The Pew survey did not ask respondents in Europe about Modi, however.

Negative opinion of India has increased

What is notable is that there is a dent in India's image in Europe.

Favourable views of India have declined by roughly 10 percentage points or more in all five of the European countries (France, Spain, Germany, Poland and the UK) where past data is available.

The greatest change is seen in France, where just 39 per cent now have a favourable view of India, compared with 70 per cent in 2008. In Spain, 49 per cent have an unfavourable view of India. About half in the Netherlands and Spain also have a critical opinion of the country.

UK has seen a 9 per cent drop in favouring India since 2008. In 2008, 75 per cent had favourable views of India and only 9 per cent had unfavourable views of India. However, in 2023, the negative opinion of India has risen to 23 per cent and those with a favourable opinion of the country have dropped to 66 per cent.

There’s a dip in India’s rating across the world, actually.

In the US, 63 per cent were positive about India in 2015 and this has dropped to 51 per cent in 2023. In 2016, 52 per cent of Canadians were positive about India, but it has dropped to 47 per cent in 2023. Though in 2008, 60 per cent Germans saw India favourably, it has fallen to 47 per cent now.

In 2018, 57 per cent Indonesians had a favourable opinion of India, but the figure now is 45 per cent. In Japan too, our favourability ratings have dipped slightly to 55 per cent in 2023 from 58 per cent 2018, while in South Korea, it has dipped to 58 per cent from 64 per cent.

Favourable views of India are more common among supporters of some populist parties in Europe.

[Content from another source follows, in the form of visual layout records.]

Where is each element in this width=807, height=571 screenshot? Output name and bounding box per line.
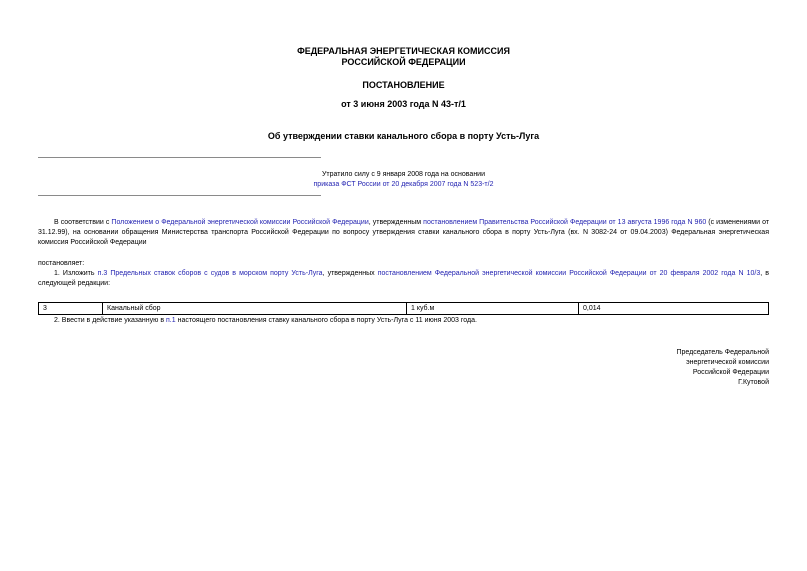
preamble-paragraph	[38, 218, 769, 248]
table-row	[39, 303, 769, 315]
fek-decree-link[interactable]: постановлением Федеральной энергетической комиссии Российской Федерации от 20 февраля 2002 года N 10/3	[377, 270, 761, 277]
status-link-line	[0, 180, 807, 190]
issuer-name-line1: ФЕДЕРАЛЬНАЯ ЭНЕРГЕТИЧЕСКАЯ КОМИССИЯ	[297, 46, 510, 56]
signature-line-3: Российской Федерации	[692, 369, 769, 376]
status-text: Утратило силу с 9 января 2008 года на основании	[321, 171, 486, 178]
preamble-text-2: , утвержденным	[368, 219, 424, 226]
signer-name: Г.Кутовой	[738, 379, 769, 386]
item-1-text-1: 1. Изложить	[54, 270, 98, 277]
signature-line-1: Председатель Федеральной	[676, 349, 769, 356]
item-2-paragraph	[38, 316, 769, 326]
rates-table	[38, 302, 769, 315]
table-cell-rate: 0,014	[579, 303, 769, 315]
document-date-number: от 3 июня 2003 года N 43-т/1	[341, 99, 466, 109]
item-2-text-1: 2. Ввести в действие указанную в	[54, 317, 166, 324]
resolves-text: постановляет:	[38, 260, 85, 267]
item-1-paragraph	[38, 269, 769, 289]
divider-top	[38, 157, 321, 158]
table-cell-fee-name: Канальный сбор	[103, 303, 407, 315]
item-1-reference-link[interactable]: п.1	[166, 317, 176, 324]
divider-bottom	[38, 195, 321, 196]
item-1-text-2: , утвержденных	[322, 270, 378, 277]
table-cell-unit: 1 куб.м	[407, 303, 579, 315]
signature-line-2: энергетической комиссии	[686, 359, 769, 366]
repeal-order-link[interactable]: приказа ФСТ России от 20 декабря 2007 года N 523-т/2	[313, 181, 494, 188]
issuer-name-line2: РОССИЙСКОЙ ФЕДЕРАЦИИ	[341, 57, 466, 67]
item-2-text-2: настоящего постановления ставку канального сбора в порту Усть-Луга с 11 июня 2003 года.	[175, 317, 477, 324]
document-subject: Об утверждении ставки канального сбора в порту Усть-Луга	[267, 131, 540, 141]
document-type: ПОСТАНОВЛЕНИЕ	[362, 80, 445, 90]
government-decree-link[interactable]: постановлением Правительства Российской Федерации от 13 августа 1996 года N 960	[423, 219, 707, 226]
table-cell-item-number: 3	[39, 303, 103, 315]
port-rates-item-link[interactable]: п.3 Предельных ставок сборов с судов в морском порту Усть-Луга	[97, 270, 323, 277]
fek-regulation-link[interactable]: Положением о Федеральной энергетической комиссии Российской Федерации	[111, 219, 369, 226]
signature-block	[676, 348, 769, 388]
preamble-text-3: (с изменениями от 31.12.99), на основании обращения Министерства транспорта Российской Федерации по вопросу утверждения ставки канального сбора в порту Усть-Луга (вх. N 3082-24 от 09.04.2003) Федеральная энергетическая комиссия Российской Федерации	[38, 219, 770, 246]
preamble-text-1: В соответствии с	[54, 219, 112, 226]
item-1-text-3: , в следующей редакции:	[38, 270, 770, 287]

In Greece, supporters of Greek Solution, a right-wing populist party, and supporters of Syriza, a left-wing populist party, are more likely than non-supporters to hold a favourable view of India.

In Indonesia and South Korea, where opinions of India were last recorded in 2018, favourable views of India have declined by 12 and 6 percentage points, respectively. Among the African and Latin American countries, which were last asked about their views on India in 2013, evaluations have become more critical in Brazil (-14 points) and South Africa (-8), but more positive in Mexico (+18) and Nigeria (+15).

As expected, a 57 per cent majority of Indians see Russia favourably, while a median of only 14 per cent across 22 countries have a positive view of Russia.

Though several right-wingers think that India has gained popularity across the world during the Modi regime from 2014 onwards, a surprising 40 per cent of US citizens have not heard of Modi, they say. This includes men and those with more education in several countries.

Younger adults are generally more likely to offer an opinion on India, it was found.

About a third in Hungary and roughly a quarter in Brazil, Greece, Indonesia and Mexico also refrained from answering the question on India.

Israelis and right-wingers have a positive opinion of India

Views of India are most positive in Israel, where 71 per cent say they have a favourable view of the country. India and Israel are both part of the I2U2 — a partnership among India, Israel, the US and the United Arab Emirates — and India is the top destination for Israeli arms exports.

Political ideology also plays a role in how India is evaluated in some cases. In Hungary, Australia and Israel, those on the political right report more favourable views of India than those on the left.

In contrast, South Africans see India more critically than favourably. About half say they have an unfavourable view of the country — including 36 per cent who hold a very unfavourable view— while just 28 per cent report a favourable opinion.